EX-WHITE DENIM, FREE RADICALS, SHAPE OF BROAD MINDS MEMBERS TEAM OF UP AS THE YOUNG MOTHERS FOR AN UNBRIDLED TRACK FROM NEW LP, MOROSE.

 Self Sabotage unleashes the new effort from the Young MothersMorose, on June 22. If new track, “Attica Black” is any indication, the full album promises to be a dose of highly experimentally yet deeply focused material that take up issues of social justice and the darker sides of our times. There is a heaviness that lurks at the tune’s corners and an unapologetic ferocity at its center as the song moves this way and that across its seven-plus minutes, prodding and poking the listener toward confrontation, toward leading one’s self in a kind of inner revolution that might ultimately spur a larger, external one.

Members of the Thing, White Denim, MF Doom, and Akkolyte have come together under this (relatively) new roof to create a sound that blends free jazz and hip-hop, seeing no distance between them. There is room for other music, soulful variations on worldwide sounds, deviations and corruptions as plentiful and bountiful as the mind might allow.

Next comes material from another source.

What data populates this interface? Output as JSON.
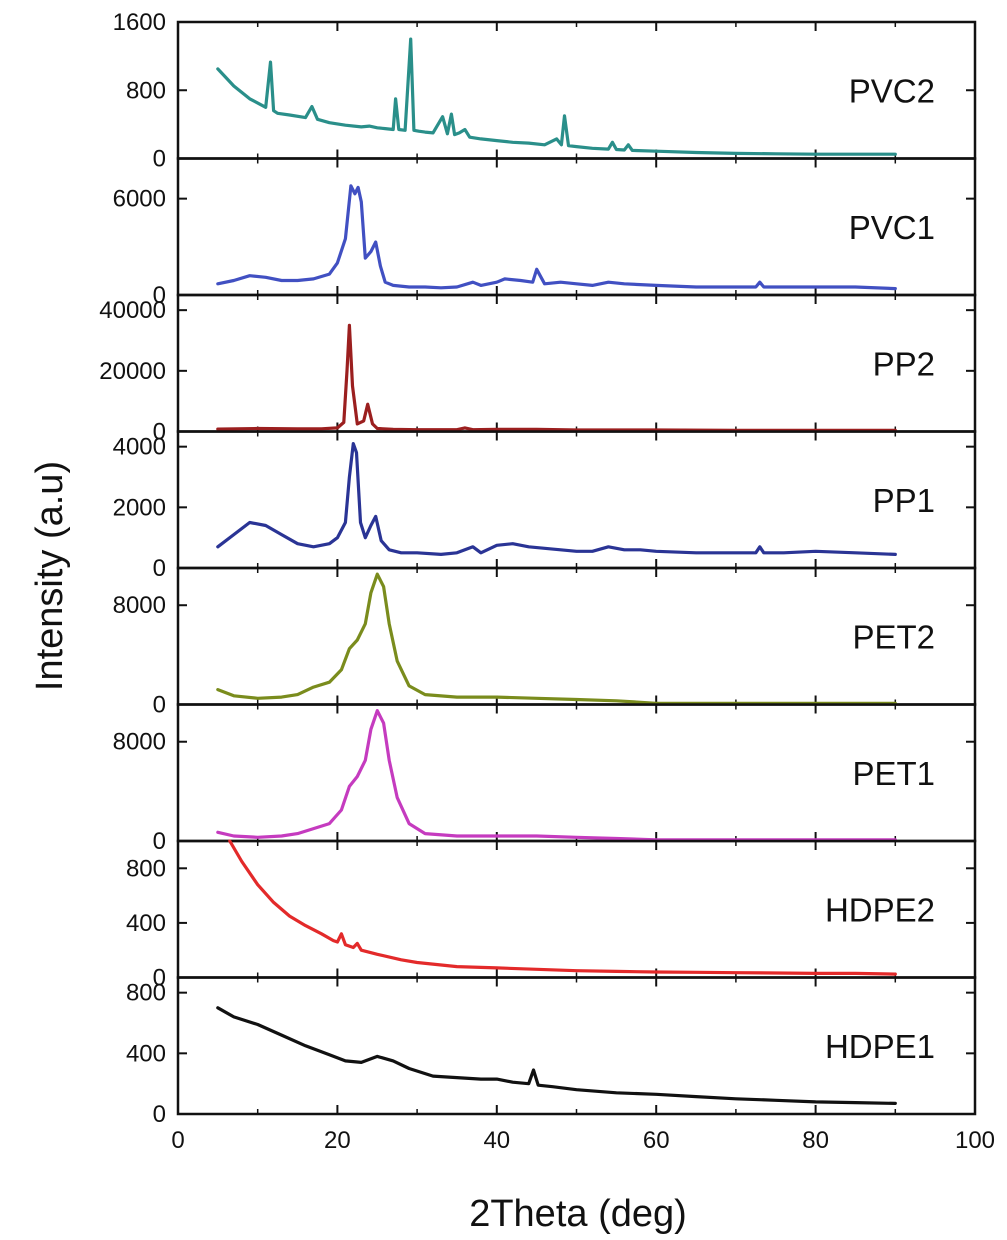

Latin fuses with African fuses with European and on and on until there is no distinction.

Having come together in 2012 and take its name from a Houston, Texas community project for teen mothers, this uncompromising group of players delivers an unforgettable listening experience that listeners will doubtless be parsing for some time to come.

Morose will be available on LP, CD and download on 22 June via Self Sabotage Records. (Pre-order at Big Cartel-Self Sabotage).